Now, I use my 47 snowblower on a x585 with heated cab. My actual driveway is concrete about 60x24 so I use my skid plates and scaper blade to get a clean swipe but when I go to gravel lane i end up throwing stones and digging in so I've decided to make some spacers. I made them to be 1" up but I'm thinking I should go another 1/2" because the skid plate cuts into the gravel and stone as you can see in the one pic I'm posting. I'm also thinking the bottom of the skid plate I'm going to make 4" wide this time which should help it not cut in. The nice thing about these spacer plates is I used the holes in the original plates the put pins thru so its a no bolt system and should only take a few seconds to take off and put on. 

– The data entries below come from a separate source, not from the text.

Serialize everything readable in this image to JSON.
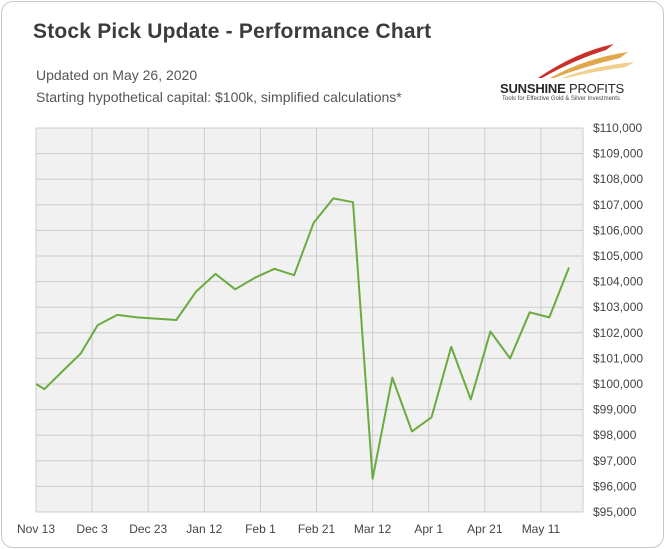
{
  "title": "Stock Pick Update - Performance Chart",
  "subtitle_lines": [
    "Updated on May 26, 2020",
    "Starting hypothetical capital: $100k, simplified calculations*"
  ],
  "logo": {
    "name_bold": "SUNSHINE",
    "name_thin": " PROFITS",
    "tagline": "Tools for Effective Gold & Silver Investments"
  },
  "colors": {
    "series": "#6aab3f",
    "plot_bg": "#f1f1f1",
    "grid": "#cccccc"
  },
  "chart_data": {
    "type": "line",
    "title": "Stock Pick Update - Performance Chart",
    "xlabel": "",
    "ylabel": "",
    "grid": true,
    "legend": "none",
    "x_tick_labels": [
      "Nov 13",
      "Dec 3",
      "Dec 23",
      "Jan 12",
      "Feb 1",
      "Feb 21",
      "Mar 12",
      "Apr 1",
      "Apr 21",
      "May 11"
    ],
    "y_tick_labels": [
      "$95,000",
      "$96,000",
      "$97,000",
      "$98,000",
      "$99,000",
      "$100,000",
      "$101,000",
      "$102,000",
      "$103,000",
      "$104,000",
      "$105,000",
      "$106,000",
      "$107,000",
      "$108,000",
      "$109,000",
      "$110,000"
    ],
    "ylim": [
      95000,
      110000
    ],
    "xlim": [
      "2019-11-13",
      "2020-05-26"
    ],
    "series": [
      {
        "values": [
          {
            "x": "2019-11-13",
            "y": 100000
          },
          {
            "x": "2019-11-16",
            "y": 99800
          },
          {
            "x": "2019-11-22",
            "y": 100450
          },
          {
            "x": "2019-11-29",
            "y": 101200
          },
          {
            "x": "2019-12-05",
            "y": 102300
          },
          {
            "x": "2019-12-12",
            "y": 102700
          },
          {
            "x": "2019-12-19",
            "y": 102600
          },
          {
            "x": "2020-01-02",
            "y": 102500
          },
          {
            "x": "2020-01-09",
            "y": 103600
          },
          {
            "x": "2020-01-16",
            "y": 104300
          },
          {
            "x": "2020-01-23",
            "y": 103700
          },
          {
            "x": "2020-01-30",
            "y": 104150
          },
          {
            "x": "2020-02-06",
            "y": 104500
          },
          {
            "x": "2020-02-13",
            "y": 104250
          },
          {
            "x": "2020-02-20",
            "y": 106300
          },
          {
            "x": "2020-02-27",
            "y": 107250
          },
          {
            "x": "2020-03-05",
            "y": 107100
          },
          {
            "x": "2020-03-12",
            "y": 96300
          },
          {
            "x": "2020-03-19",
            "y": 100250
          },
          {
            "x": "2020-03-26",
            "y": 98150
          },
          {
            "x": "2020-04-02",
            "y": 98700
          },
          {
            "x": "2020-04-09",
            "y": 101450
          },
          {
            "x": "2020-04-16",
            "y": 99400
          },
          {
            "x": "2020-04-23",
            "y": 102050
          },
          {
            "x": "2020-04-30",
            "y": 101000
          },
          {
            "x": "2020-05-07",
            "y": 102800
          },
          {
            "x": "2020-05-14",
            "y": 102600
          },
          {
            "x": "2020-05-21",
            "y": 104550
          }
        ]
      }
    ]
  }
}
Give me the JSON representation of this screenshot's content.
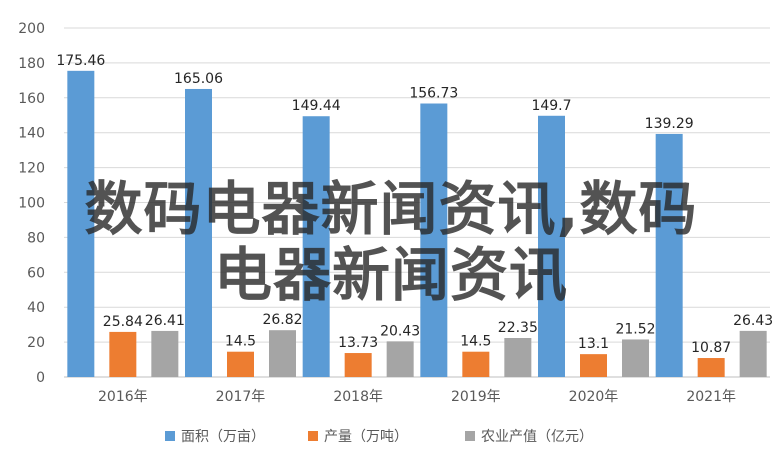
{
  "chart_data": {
    "type": "bar",
    "categories": [
      "2016年",
      "2017年",
      "2018年",
      "2019年",
      "2020年",
      "2021年"
    ],
    "series": [
      {
        "name": "面积（万亩）",
        "color": "#5b9bd5",
        "values": [
          175.46,
          165.06,
          149.44,
          156.73,
          149.7,
          139.29
        ]
      },
      {
        "name": "产量（万吨）",
        "color": "#ed7d31",
        "values": [
          25.84,
          14.5,
          13.73,
          14.5,
          13.1,
          10.87
        ]
      },
      {
        "name": "农业产值（亿元）",
        "color": "#a5a5a5",
        "values": [
          26.41,
          26.82,
          20.43,
          22.35,
          21.52,
          26.43
        ]
      }
    ],
    "data_labels": [
      [
        "175.46",
        "165.06",
        "149.44",
        "156.73",
        "149.7",
        "139.29"
      ],
      [
        "25.84",
        "14.5",
        "13.73",
        "14.5",
        "13.1",
        "10.87"
      ],
      [
        "26.41",
        "26.82",
        "20.43",
        "22.35",
        "21.52",
        "26.43"
      ]
    ],
    "ylim": [
      0,
      200
    ],
    "yticks": [
      "0",
      "20",
      "40",
      "60",
      "80",
      "100",
      "120",
      "140",
      "160",
      "180",
      "200"
    ],
    "grid": true,
    "legend_position": "bottom"
  },
  "watermark": {
    "line1": "数码电器新闻资讯,数码",
    "line2": "电器新闻资讯"
  }
}
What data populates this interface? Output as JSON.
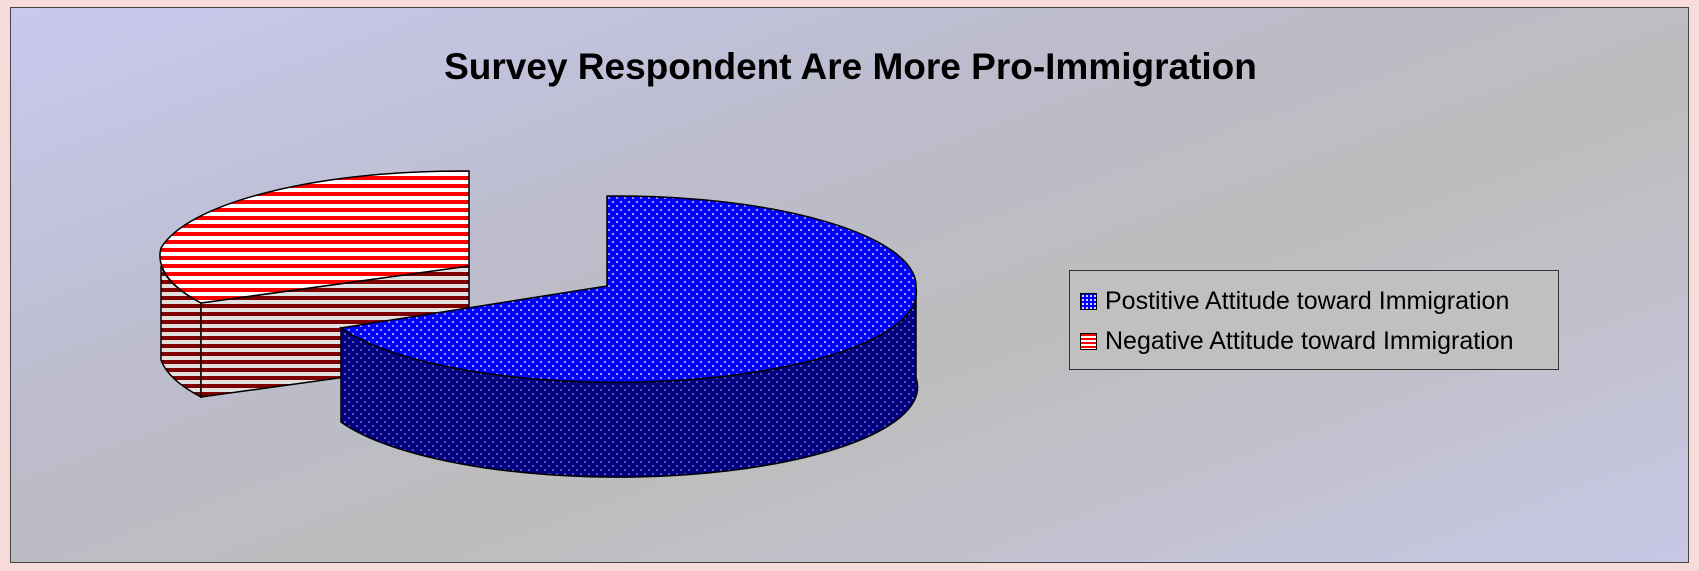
{
  "chart_data": {
    "type": "pie",
    "style": "3d-exploded",
    "title": "Survey Respondent Are More Pro-Immigration",
    "legend_position": "right",
    "slices": [
      {
        "name": "Postitive Attitude toward Immigration",
        "value": 72,
        "color": "#0000ff",
        "pattern": "dots"
      },
      {
        "name": "Negative Attitude toward Immigration",
        "value": 28,
        "color": "#ff0000",
        "pattern": "horizontal-stripes"
      }
    ]
  },
  "legend": {
    "items": [
      {
        "label": "Postitive Attitude toward Immigration",
        "color": "#0000ff"
      },
      {
        "label": "Negative Attitude toward Immigration",
        "color": "#ff0000"
      }
    ]
  }
}
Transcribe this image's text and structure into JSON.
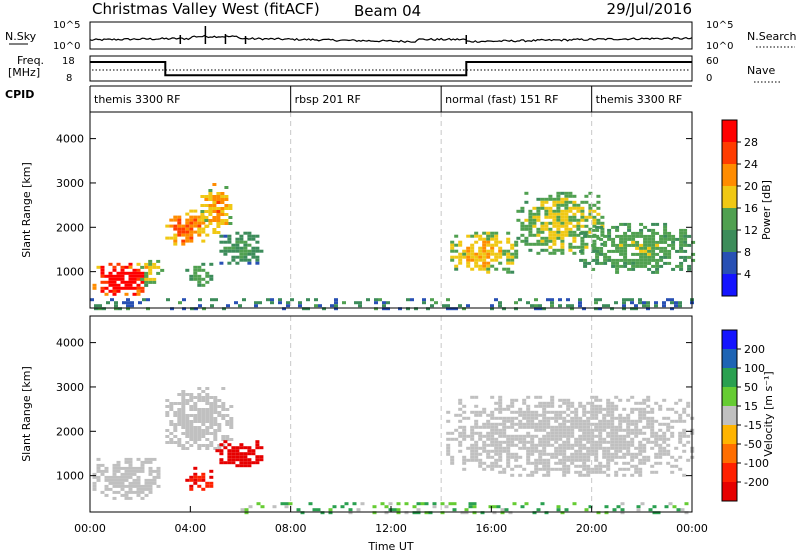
{
  "header": {
    "station": "Christmas Valley West (fitACF)",
    "beam": "Beam 04",
    "date": "29/Jul/2016"
  },
  "strip_panels": {
    "nsky": {
      "label": "N.Sky",
      "tick_top": "10^5",
      "tick_bottom": "10^0"
    },
    "nsearch": {
      "label": "N.Search",
      "tick_top": "10^5",
      "tick_bottom": "10^0"
    },
    "freq": {
      "label_1": "Freq.",
      "label_2": "[MHz]",
      "tick_top": "18",
      "tick_bottom": "8",
      "steps": [
        {
          "t": 0,
          "v": 15.6
        },
        {
          "t": 3,
          "v": 10.3
        },
        {
          "t": 15,
          "v": 15.6
        },
        {
          "t": 24,
          "v": 15.6
        }
      ]
    },
    "nave": {
      "label": "Nave",
      "tick_top": "60",
      "tick_bottom": "0"
    },
    "cpid": {
      "label": "CPID",
      "segments": [
        {
          "t": 0,
          "name": "themis 3300 RF"
        },
        {
          "t": 8,
          "name": "rbsp 201 RF"
        },
        {
          "t": 14,
          "name": "normal (fast) 151 RF"
        },
        {
          "t": 20,
          "name": "themis 3300 RF"
        }
      ]
    }
  },
  "chart_data": [
    {
      "type": "heatmap",
      "title": "",
      "xlabel": "Time UT",
      "ylabel": "Slant Range [km]",
      "xlim": [
        0,
        24
      ],
      "ylim": [
        180,
        4600
      ],
      "yticks": [
        "1000",
        "2000",
        "3000",
        "4000"
      ],
      "colorbar": {
        "label": "Power [dB]",
        "ticks": [
          "4",
          "8",
          "12",
          "16",
          "20",
          "24",
          "28"
        ],
        "colors": [
          "#1414ff",
          "#2850b4",
          "#3c8c5a",
          "#50a050",
          "#f0c814",
          "#ff8c00",
          "#ff3c00",
          "#ff0000"
        ]
      },
      "regions": [
        {
          "t0": 0.1,
          "t1": 2.2,
          "r0": 500,
          "r1": 1200,
          "power": 28
        },
        {
          "t0": 2.0,
          "t1": 2.8,
          "r0": 700,
          "r1": 1400,
          "power": 14
        },
        {
          "t0": 3.0,
          "t1": 4.6,
          "r0": 1600,
          "r1": 2400,
          "power": 20
        },
        {
          "t0": 4.4,
          "t1": 5.6,
          "r0": 1900,
          "r1": 3000,
          "power": 18
        },
        {
          "t0": 3.8,
          "t1": 4.9,
          "r0": 700,
          "r1": 1200,
          "power": 12
        },
        {
          "t0": 5.0,
          "t1": 6.8,
          "r0": 1200,
          "r1": 1900,
          "power": 10
        },
        {
          "t0": 14.2,
          "t1": 17.0,
          "r0": 1000,
          "r1": 1900,
          "power": 16
        },
        {
          "t0": 17.0,
          "t1": 20.5,
          "r0": 1400,
          "r1": 2800,
          "power": 14
        },
        {
          "t0": 19.5,
          "t1": 24.0,
          "r0": 1000,
          "r1": 2100,
          "power": 12
        },
        {
          "t0": 0.0,
          "t1": 24.0,
          "r0": 180,
          "r1": 400,
          "power": 8
        }
      ]
    },
    {
      "type": "heatmap",
      "title": "",
      "xlabel": "Time UT",
      "ylabel": "Slant Range [km]",
      "xlim": [
        0,
        24
      ],
      "ylim": [
        180,
        4600
      ],
      "yticks": [
        "1000",
        "2000",
        "3000",
        "4000"
      ],
      "xticks": [
        "00:00",
        "04:00",
        "08:00",
        "12:00",
        "16:00",
        "20:00",
        "00:00"
      ],
      "colorbar": {
        "label": "Velocity [m s⁻¹]",
        "ticks": [
          "200",
          "100",
          "50",
          "15",
          "-15",
          "-50",
          "-100",
          "-200"
        ],
        "colors": [
          "#1414ff",
          "#1e64b4",
          "#2aa050",
          "#66cc33",
          "#c0c0c0",
          "#ffb400",
          "#ff6e00",
          "#ff2000",
          "#e60000"
        ]
      },
      "regions": [
        {
          "t0": 0.1,
          "t1": 2.8,
          "r0": 500,
          "r1": 1400,
          "velocity": 0
        },
        {
          "t0": 3.0,
          "t1": 5.6,
          "r0": 1600,
          "r1": 3000,
          "velocity": 0
        },
        {
          "t0": 3.8,
          "t1": 4.9,
          "r0": 700,
          "r1": 1200,
          "velocity": -150
        },
        {
          "t0": 5.0,
          "t1": 6.8,
          "r0": 1200,
          "r1": 1800,
          "velocity": -200
        },
        {
          "t0": 14.2,
          "t1": 24.0,
          "r0": 1000,
          "r1": 2800,
          "velocity": 0
        },
        {
          "t0": 6.0,
          "t1": 24.0,
          "r0": 180,
          "r1": 400,
          "velocity": 30
        }
      ]
    }
  ]
}
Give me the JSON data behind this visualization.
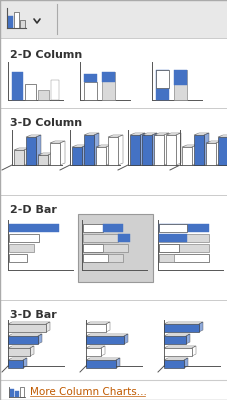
{
  "bg_color": "#ffffff",
  "border_color": "#cccccc",
  "blue": "#4472C4",
  "light_blue": "#9DC3E6",
  "gray": "#A9A9A9",
  "light_gray": "#D9D9D9",
  "white": "#ffffff",
  "selected_bg": "#D0D0D0",
  "text_color": "#C05A00",
  "header_color": "#333333",
  "section_headers": [
    "2-D Column",
    "3-D Column",
    "2-D Bar",
    "3-D Bar"
  ],
  "footer_text": "More Column Charts...",
  "toolbar_bg": "#E8E8E8"
}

My next change is to make the extention paddles for on the propeller. Hopefully by doing all this work the snow won't fall this year! 
Rod


----------



## LouNY (Dec 15, 2016)

I would say you are plenty high but may likely need to be much wider till the driveway gets froze hard.


----------



## SidecarFlip (Mar 25, 2021)

Gravel is always a bugger until it's frozen. I put wheels on both my blower and my plow.


----------



## Rodney Hake (Dec 30, 2020)

I had thought about wheels and I actually purchased a pair. Would like to see some pics of what you did. 
Rod


----------



## SidecarFlip (Mar 25, 2021)

Cannot. The blower is in the barn and the plow is in there as well. I used commercial swivel plow casters. Way it's going here probably won't be any snow. It's 55 right now.


----------



## pogobill (Jan 31, 2012)

I can't figure out the plowing business around here any more! Years ago I used to get a good hard base of snow down before I used the snow blower. Now it seems as thought it doesn't matter any more. If I leave the snow pack down, it rains and turns to glare ice. So I scrape the driveway down now, and it rains and turns to glare ice.....


----------



## SidecarFlip (Mar 25, 2021)

Just water here today. It's 52(f) presently and the usual muddy mess.


----------



## unsquidly (Jul 13, 2021)

We have had over 5 inches of rain in the last two weeks.....In the 50's and 60's also........I am wondering if a snowblower will blow mud.......LOL


----------



## SidecarFlip (Mar 25, 2021)

Not very well....lol


----------



## unsquidly (Jul 13, 2021)

That is what I figured........one side of the sheep barn flooded last Tuesday night......I went out to feed Wed. morning and had some very pissed off sheep......LOL I didn't know that bah's could come in 4 letters.......LOL


----------



## Rodney Hake (Dec 30, 2020)

I finally finished the skids plates tonight since they are calling for 2-4 inches tomorrow night. Of course we won't get it since i'm ready but that would be ok with me. I'm going to attach pics but I can space the height of the blower up to 1.5 inches off the ground and down to having the scraper blade touching so I'm pretty happy. I also made storage for the plates on the back of the blower so there always with the blower. Check it out and let me know what you think.



















Rod


----------